Security analysts have identified over 30 high-risk security weaknesses affecting popular AI-based coding assistants and IDE plugins. These flaws could allow attackers to steal sensitive information, alter development settings, or even execute malicious code remotely.
The newly identified attack category, named “IDEsaster”, was uncovered by security researcher Ari Marzouk (also known as MaccariTA). The research demonstrates how AI-driven development tools can be compromised through prompt injection techniques that abuse built-in IDE capabilities rather than software bugs.
The affected tools include widely used platforms such as Cursor, Windsurf, Kiro.dev, GitHub Copilot, Zed.dev, Roo Code, Junie, Cline, Claude Code, and Gemini CLI. According to the findings, every AI-powered IDE tested showed exploitable weaknesses, with 24 CVE identifiers already issued.
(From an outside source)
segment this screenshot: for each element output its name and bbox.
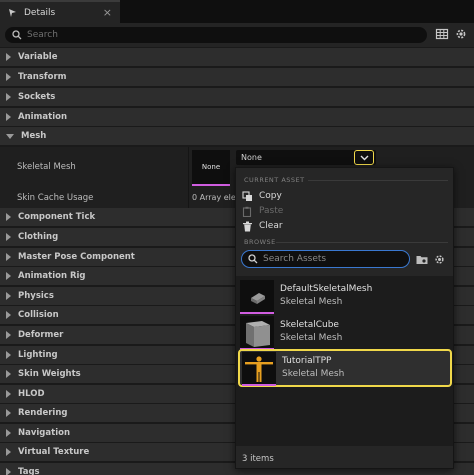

Marzouk noted that the most alarming discovery was the existence of universal attack chains capable of compromising every tested AI IDE, highlighting systemic weaknesses across the ecosystem.
How the “IDEsaster” Attack Chain Operates
The attack relies on a combination of three factors:
- Prompt injection: Malicious instructions are hidden inside files, URLs, or text that appears harmless to users.
- Automatic AI permissions: Many AI agents are allowed to read, modify, or execute files without explicit user approval.
- Trusted IDE functionality: Normal features—such as configuration parsing or workspace loading—are repurposed by the AI agent once it has been manipulated.
Unlike earlier AI security issues that depended on faulty implementations, IDEsaster abuses legitimate and expected IDE behavior, turning standard development workflows into attack paths.
Demonstrated Attack Scenarios
Researchers showcased multiple real-world exploit techniques, including:
- Remote schema abuse: By forcing an IDE to load a remote JSON schema, attackers can extract sensitive information and send it to external servers.
- Configuration file manipulation: Injected prompts can silently modify IDE settings files so that malicious scripts are executed automatically.
- Workspace-level exploitation: Multi-root workspaces can be altered to load writable executables, triggering unauthorized code execution.
Once triggered, these attacks can run silently without requiring further user interaction, restarts, or project reloads.
Why AI Expands the Attack Surface
A fundamental challenge is that large language models struggle to differentiate between legitimate input and hidden instructions. Even something as minor as a crafted file name or pasted URL can influence an AI agent’s behavior.
Security experts warn that any repository relying on AI for automation—such as issue management, pull request handling, or code review—is exposed to risks including data leakage, command execution, and supply chain compromise.
Marzouk emphasized the need for a “secure-for-AI” mindset, urging developers to design systems that account for how AI features could be abused, not just how they are intended to work.
Recommended Defensive Measures
For developers using AI-assisted IDEs, researchers recommend:
- Working only with trusted repositories and files
- Connecting exclusively to verified MCP servers and monitoring them for changes
- Scrutinizing external links and pasted content
- Enabling human approval for AI actions whenever possible
For tool creators, experts advise:
- Enforcing least-privilege access for AI agents
- Regularly reviewing IDE features for abuse potential
- Assuming prompt injection is inevitable
- Limiting execution capabilities and sandboxing commands
- Adding outbound traffic controls
- Strengthening system prompts
- Testing for common weaknesses such as path traversal and command injection
As AI-powered development tools become central to modern software workflows, embedding strong security protections is increasingly critical.